A Professor of Geomechanics has stated that the safety of Western Australia’s tailings dams is managed well through design and regulation.
University of Queensland Professor David Williams told the West Australian that tailings dams were built progressively from a starter dam that catered for the first few years of production. The dam wall height was then lifted in later years by either using the existing tailings as a foundation — the upstream method — or by extending the dam wall away from the tailings — the downstream method. The centreline method had elements of the other two methods.
Professor Williams said the upstream method was cheaper because the dam wall required less material.
It was useful if there was a shortage of material for the wall or not enough room to extend the wall outwards.
He said the upstream method worked best in a warm and dry region and when the dam wall height was not lifted too quickly.
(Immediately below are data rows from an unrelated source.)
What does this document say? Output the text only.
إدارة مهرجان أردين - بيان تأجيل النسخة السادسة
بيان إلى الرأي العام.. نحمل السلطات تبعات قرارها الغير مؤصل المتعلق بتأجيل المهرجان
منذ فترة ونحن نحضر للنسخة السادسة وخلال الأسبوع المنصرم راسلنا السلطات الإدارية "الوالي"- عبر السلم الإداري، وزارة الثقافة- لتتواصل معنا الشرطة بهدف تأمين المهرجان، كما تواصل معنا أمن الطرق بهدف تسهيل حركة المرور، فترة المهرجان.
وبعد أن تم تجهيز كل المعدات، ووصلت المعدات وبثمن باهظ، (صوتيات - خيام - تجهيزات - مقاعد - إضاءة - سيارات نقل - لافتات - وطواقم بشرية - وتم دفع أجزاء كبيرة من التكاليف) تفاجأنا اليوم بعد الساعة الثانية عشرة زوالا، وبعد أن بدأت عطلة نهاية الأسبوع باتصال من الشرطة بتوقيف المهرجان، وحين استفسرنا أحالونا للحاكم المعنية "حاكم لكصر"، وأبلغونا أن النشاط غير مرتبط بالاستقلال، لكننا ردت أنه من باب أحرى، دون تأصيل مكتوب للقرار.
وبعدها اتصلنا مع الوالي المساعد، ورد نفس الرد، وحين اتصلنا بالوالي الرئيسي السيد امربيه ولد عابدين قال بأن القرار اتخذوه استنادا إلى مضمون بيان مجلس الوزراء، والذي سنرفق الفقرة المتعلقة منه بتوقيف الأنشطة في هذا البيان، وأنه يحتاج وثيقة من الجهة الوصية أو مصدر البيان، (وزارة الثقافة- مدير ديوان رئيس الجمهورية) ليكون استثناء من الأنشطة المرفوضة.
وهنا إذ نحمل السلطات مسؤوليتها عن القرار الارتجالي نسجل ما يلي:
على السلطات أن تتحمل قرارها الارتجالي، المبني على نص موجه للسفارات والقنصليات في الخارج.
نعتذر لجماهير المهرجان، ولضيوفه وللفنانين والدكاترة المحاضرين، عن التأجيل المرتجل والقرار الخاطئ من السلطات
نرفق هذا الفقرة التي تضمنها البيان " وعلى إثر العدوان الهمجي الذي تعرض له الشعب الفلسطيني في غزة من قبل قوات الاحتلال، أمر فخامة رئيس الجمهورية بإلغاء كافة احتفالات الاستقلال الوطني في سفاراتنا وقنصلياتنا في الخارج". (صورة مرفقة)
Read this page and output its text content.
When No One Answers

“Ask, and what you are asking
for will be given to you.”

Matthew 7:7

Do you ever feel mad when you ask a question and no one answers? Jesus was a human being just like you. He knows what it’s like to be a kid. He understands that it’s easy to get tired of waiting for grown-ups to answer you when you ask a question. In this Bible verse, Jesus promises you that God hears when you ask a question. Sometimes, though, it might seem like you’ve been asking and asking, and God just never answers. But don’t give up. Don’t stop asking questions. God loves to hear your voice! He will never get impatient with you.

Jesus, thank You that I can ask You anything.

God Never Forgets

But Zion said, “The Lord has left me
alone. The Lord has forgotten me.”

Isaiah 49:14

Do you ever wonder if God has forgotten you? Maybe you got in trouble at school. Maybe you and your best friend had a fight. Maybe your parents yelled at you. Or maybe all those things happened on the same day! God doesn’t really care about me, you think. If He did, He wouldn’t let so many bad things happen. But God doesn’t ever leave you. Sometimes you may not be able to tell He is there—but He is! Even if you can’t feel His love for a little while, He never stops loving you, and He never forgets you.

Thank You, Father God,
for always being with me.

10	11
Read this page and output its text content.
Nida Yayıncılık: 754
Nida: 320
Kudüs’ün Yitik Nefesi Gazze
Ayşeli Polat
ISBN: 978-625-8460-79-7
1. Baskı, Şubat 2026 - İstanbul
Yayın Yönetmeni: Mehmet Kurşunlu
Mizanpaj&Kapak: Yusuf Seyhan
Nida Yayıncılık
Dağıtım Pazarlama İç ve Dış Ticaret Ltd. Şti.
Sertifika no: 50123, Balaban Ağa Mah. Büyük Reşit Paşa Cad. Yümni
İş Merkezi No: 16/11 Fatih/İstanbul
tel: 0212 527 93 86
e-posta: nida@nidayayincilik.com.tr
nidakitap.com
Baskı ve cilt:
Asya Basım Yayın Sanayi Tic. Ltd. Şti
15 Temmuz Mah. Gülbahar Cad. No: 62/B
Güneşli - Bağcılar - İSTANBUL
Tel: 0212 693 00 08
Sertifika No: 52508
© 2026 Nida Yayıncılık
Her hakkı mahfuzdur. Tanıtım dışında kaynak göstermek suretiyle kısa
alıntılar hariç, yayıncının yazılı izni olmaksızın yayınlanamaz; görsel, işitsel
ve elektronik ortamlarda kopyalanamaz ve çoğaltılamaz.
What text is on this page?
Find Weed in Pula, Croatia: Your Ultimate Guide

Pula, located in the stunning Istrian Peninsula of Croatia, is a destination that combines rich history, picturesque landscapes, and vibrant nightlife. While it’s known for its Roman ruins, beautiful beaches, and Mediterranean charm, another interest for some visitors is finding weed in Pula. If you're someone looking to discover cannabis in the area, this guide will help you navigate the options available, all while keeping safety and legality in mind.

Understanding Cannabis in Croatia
“You rely on the climate drying the tailings that you place so that you can build on top of them,” he said.
Professor Williams said it would be a kneejerk reaction to ban the upstream method in Australia because of the Vale disaster. “There is always room for improvement, but compared to some other jurisdictions I think we do pretty well in Australia,” he said.
Department of Mines, Industry, Regulation and Safety Mines Director Andrew Chaplyn said there were more than 800 tailings storage facilities in Western Australia and about 130 were built using the upstream method.
Mr Chaplyn told the West Australian that a rigorous design process was required that included the site layout, climate, drainage, the potential for the tailings to liquefy and consideration of worst-case dam breaks.
Additional measures were required for the minority of dams close to people and infrastructure.
He said ‘the department reviewed documents and inspected dams to verify compliance with the requirements.’